After changing said variables and options, running the nslookup, ping -a and tracert commands as well as seeking advice from DNSimple and Ghost for two days in the scant space between lectures, homework and course study I finally figured out the puzzle.
The above name command line tools were going nowhere at first. I continued to modify the records trying to get a stable and consistent return IP address. This led me to believe the forwarding instructions were either stuck in a loop or not registering as a switch between point a and point b somewhere along the line.
I finally got a consistent return IP address while a subnetting discussion was taking place in class, realized that DNSimple was not sending all requests to Cloudflare and doing what I wanted. I couldn't make any changes though, because the CNAME record pointing from DNSimple over to Cloudflare that allows Cloudflare to forward my domain over to the content hosted at Ghost was in a text file on my laptop at home.
These are the steps I took to fix my problem. If you stumbled upon this post because you have a similar problem I hope they point you in the right direction.
I deleted my domain from Cloudflare, knowing it would keep previously applied settings because I had done this a few other times.
I went to DNSimple, made a backup of the DNS Zone file then deleted all A, CNAME, ALIAS, TXT and URL records so I was left with the default NS records and the SOA record for DNSimple. I did not have any MX records at this point.

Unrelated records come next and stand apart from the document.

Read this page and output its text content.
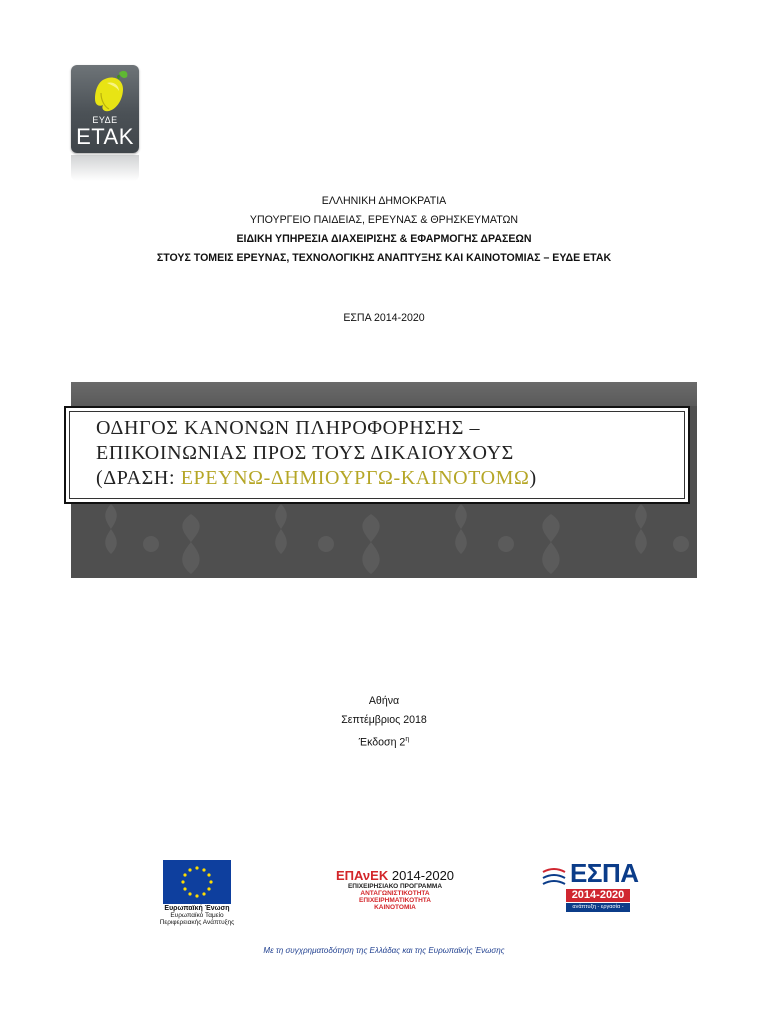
ΕΥΔΕ
ΕΤΑΚ
ΕΛΛΗΝΙΚΗ ΔΗΜΟΚΡΑΤΙΑ
ΥΠΟΥΡΓΕΙΟ ΠΑΙΔΕΙΑΣ, ΕΡΕΥΝΑΣ & ΘΡΗΣΚΕΥΜΑΤΩΝ
ΕΙΔΙΚΗ ΥΠΗΡΕΣΙΑ ΔΙΑΧΕΙΡΙΣΗΣ & ΕΦΑΡΜΟΓΗΣ ΔΡΑΣΕΩΝ
ΣΤΟΥΣ ΤΟΜΕΙΣ ΕΡΕΥΝΑΣ, ΤΕΧΝΟΛΟΓΙΚΗΣ ΑΝΑΠΤΥΞΗΣ ΚΑΙ ΚΑΙΝΟΤΟΜΙΑΣ – ΕΥΔΕ ΕΤΑΚ
ΕΣΠΑ 2014-2020
ΟΔΗΓΟΣ ΚΑΝΟΝΩΝ ΠΛΗΡΟΦΟΡΗΣΗΣ –
ΕΠΙΚΟΙΝΩΝΙΑΣ ΠΡΟΣ ΤΟΥΣ ΔΙΚΑΙΟΥΧΟΥΣ
(ΔΡΑΣΗ: ΕΡΕΥΝΩ-ΔΗΜΙΟΥΡΓΩ-ΚΑΙΝΟΤΟΜΩ)
Αθήνα
Σεπτέμβριος 2018
Έκδοση $2^\eta$
Ευρωπαϊκή Ένωση
Ευρωπαϊκό Ταμείο
Περιφερειακής Ανάπτυξης
ΕΠΑνΕΚ 2014-2020
ΕΠΙΧΕΙΡΗΣΙΑΚΟ ΠΡΟΓΡΑΜΜΑ
ΑΝΤΑΓΩΝΙΣΤΙΚΟΤΗΤΑ
ΕΠΙΧΕΙΡΗΜΑΤΙΚΟΤΗΤΑ
ΚΑΙΝΟΤΟΜΙΑ
ΕΣΠΑ
2014-2020
ανάπτυξη - εργασία - αλληλεγγύη
Με τη συγχρηματοδότηση της Ελλάδας και της Ευρωπαϊκής Ένωσης
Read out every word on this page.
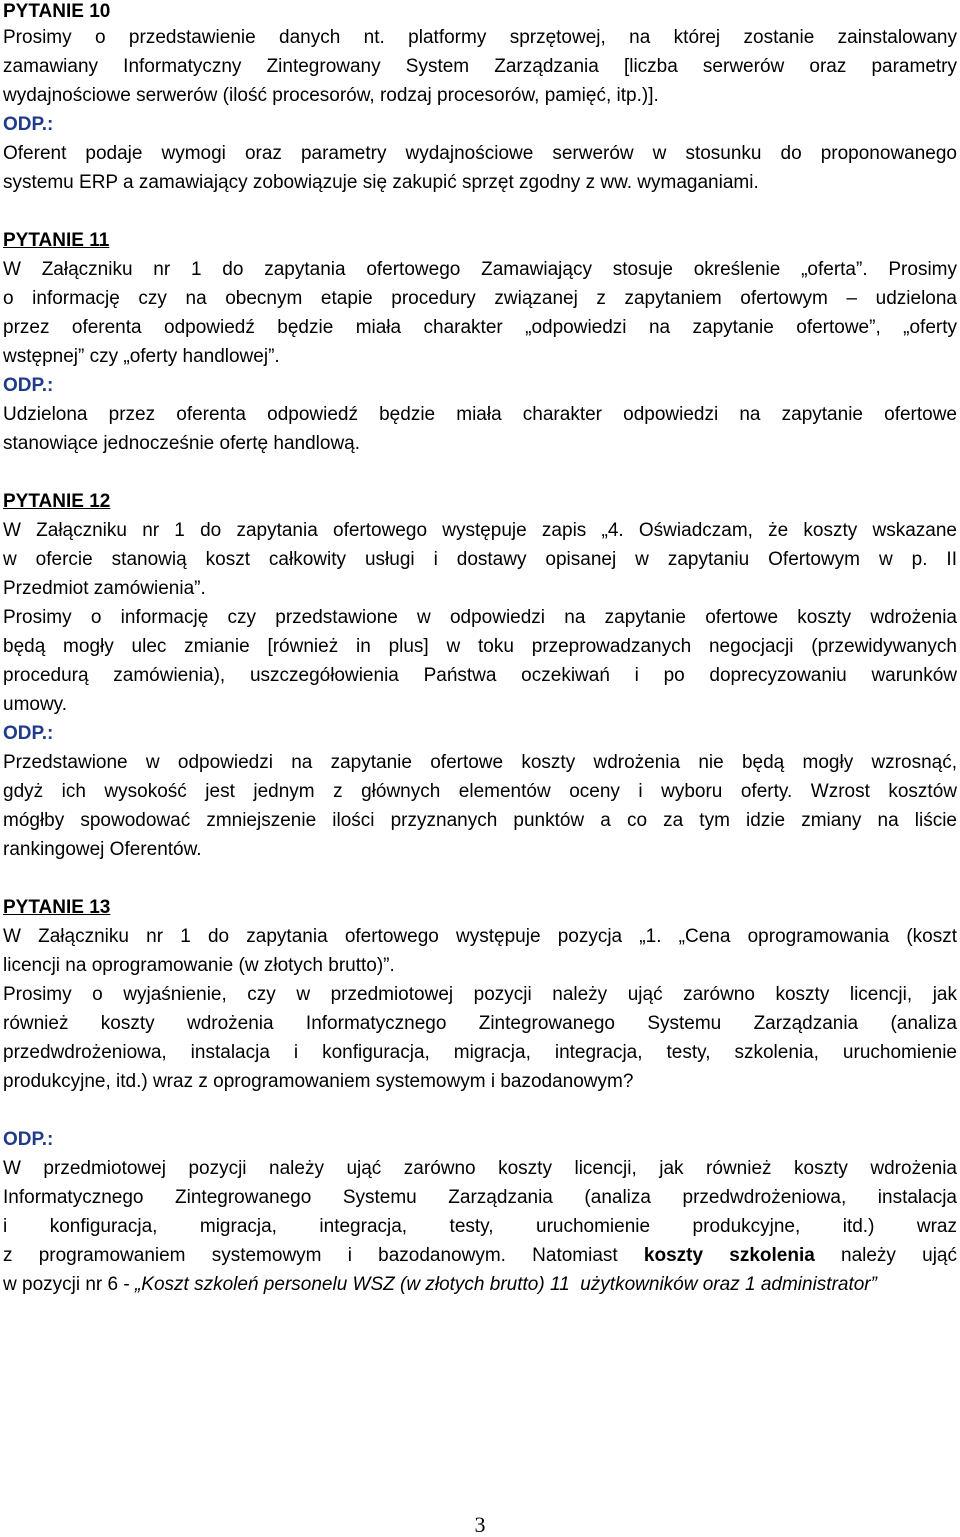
PYTANIE 10
Prosimy o przedstawienie danych nt. platformy sprzętowej, na której zostanie zainstalowany
zamawiany Informatyczny Zintegrowany System Zarządzania [liczba serwerów oraz parametry
wydajnościowe serwerów (ilość procesorów, rodzaj procesorów, pamięć, itp.)].
ODP.:
Oferent podaje wymogi oraz parametry wydajnościowe serwerów w stosunku do proponowanego
systemu ERP a zamawiający zobowiązuje się zakupić sprzęt zgodny z ww. wymaganiami.
PYTANIE 11
W Załączniku nr 1 do zapytania ofertowego Zamawiający stosuje określenie „oferta”. Prosimy
o informację czy na obecnym etapie procedury związanej z zapytaniem ofertowym – udzielona
przez oferenta odpowiedź będzie miała charakter „odpowiedzi na zapytanie ofertowe”, „oferty
wstępnej” czy „oferty handlowej”.
ODP.:
Udzielona przez oferenta odpowiedź będzie miała charakter odpowiedzi na zapytanie ofertowe
stanowiące jednocześnie ofertę handlową.
PYTANIE 12
W Załączniku nr 1 do zapytania ofertowego występuje zapis „4. Oświadczam, że koszty wskazane
w ofercie stanowią koszt całkowity usługi i dostawy opisanej w zapytaniu Ofertowym w p. II
Przedmiot zamówienia”.
Prosimy o informację czy przedstawione w odpowiedzi na zapytanie ofertowe koszty wdrożenia
będą mogły ulec zmianie [również in plus] w toku przeprowadzanych negocjacji (przewidywanych
procedurą zamówienia), uszczegółowienia Państwa oczekiwań i po doprecyzowaniu warunków
umowy.
ODP.:
Przedstawione w odpowiedzi na zapytanie ofertowe koszty wdrożenia nie będą mogły wzrosnąć,
gdyż ich wysokość jest jednym z głównych elementów oceny i wyboru oferty. Wzrost kosztów
mógłby spowodować zmniejszenie ilości przyznanych punktów a co za tym idzie zmiany na liście
rankingowej Oferentów.
PYTANIE 13
W Załączniku nr 1 do zapytania ofertowego występuje pozycja „1. „Cena oprogramowania (koszt
licencji na oprogramowanie (w złotych brutto)”.
Prosimy o wyjaśnienie, czy w przedmiotowej pozycji należy ująć zarówno koszty licencji, jak
również koszty wdrożenia Informatycznego Zintegrowanego Systemu Zarządzania (analiza
przedwdrożeniowa, instalacja i konfiguracja, migracja, integracja, testy, szkolenia, uruchomienie
produkcyjne, itd.) wraz z oprogramowaniem systemowym i bazodanowym?
ODP.:
W przedmiotowej pozycji należy ująć zarówno koszty licencji, jak również koszty wdrożenia
Informatycznego Zintegrowanego Systemu Zarządzania (analiza przedwdrożeniowa, instalacja
i konfiguracja, migracja, integracja, testy, uruchomienie produkcyjne, itd.) wraz
z programowaniem systemowym i bazodanowym. Natomiast koszty szkolenia należy ująć
w pozycji nr 6 - „Koszt szkoleń personelu WSZ (w złotych brutto) 11  użytkowników oraz 1 administrator”
3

I manually created the two NS records for the Cloudflare name servers that would be re-assigned to my domain when I added it again.
I made a backup of and then deleted the DNSSEC record from DNSimple.
I added Cloudflare as a “One-Click-Service” through DNS Simple.
Then I created two CNAME records:
CNAME mysite.com is an alias of my-site.ghost.io
CNAME www.mysite.com is an alias of mysite.com
Then I created two page rules:
https://www.mysite.com/* // Forwarding URL: (Status Code: 301 – Permanent Redirect, Url: https://my-site.ghost.io/$1)
http://www.mysite.com/* // Forwarding URL: (Status Code: 301 – Permanent Redirect, Url: https://my-site.ghost.io/$1)
I ensured the Custom Domain field in the Ghost Admin/Account panel was set to
Once the name servers were propagated and Cloudflare was active I enabled DNSSEC on Cloudflare and then entered the DNSSEC info in DNSimple, having to lookup the mnemonic for the algorithm number provided by Cloudflare at the iana.org website.
I'm blaming the whole ordeal on the fact that I had a unique situation that nobody could plausibly test for while in the development stage.
I had registered my domain with Cloudflare about three months ago so I could test some basic routing calls through DNSimple, Cloudflare and Microsoft's Azure platform. My decision to go a different direction and have the content presented to you here hosted and managed by a different entity (thus saving me from back-end management chores) led to a series of events that required me to troubleshoot the issue by using deductive logic to fix the problem I had created.
Some of the blame is on me for not paying attention or making zone file backups. However this was a good excercise in shaking off the rust, integrating the skills I'm learning in the MSSA program and fixing what could have been a 90 day 'trouble ticket' between three 3rd party services.
I'm betting within the next five years all content providing platforms (even those at the regular public consumer level) will have secure connections integrated from inception without the need to pay extra money, jump through hoops or contact technical support.
I think the market will demand basic SSL or similar data transmission security services are built into products at the base tier pricepoint and the providers/manufacturers will have no choice but to allow it - because I also like to think they're working on something better.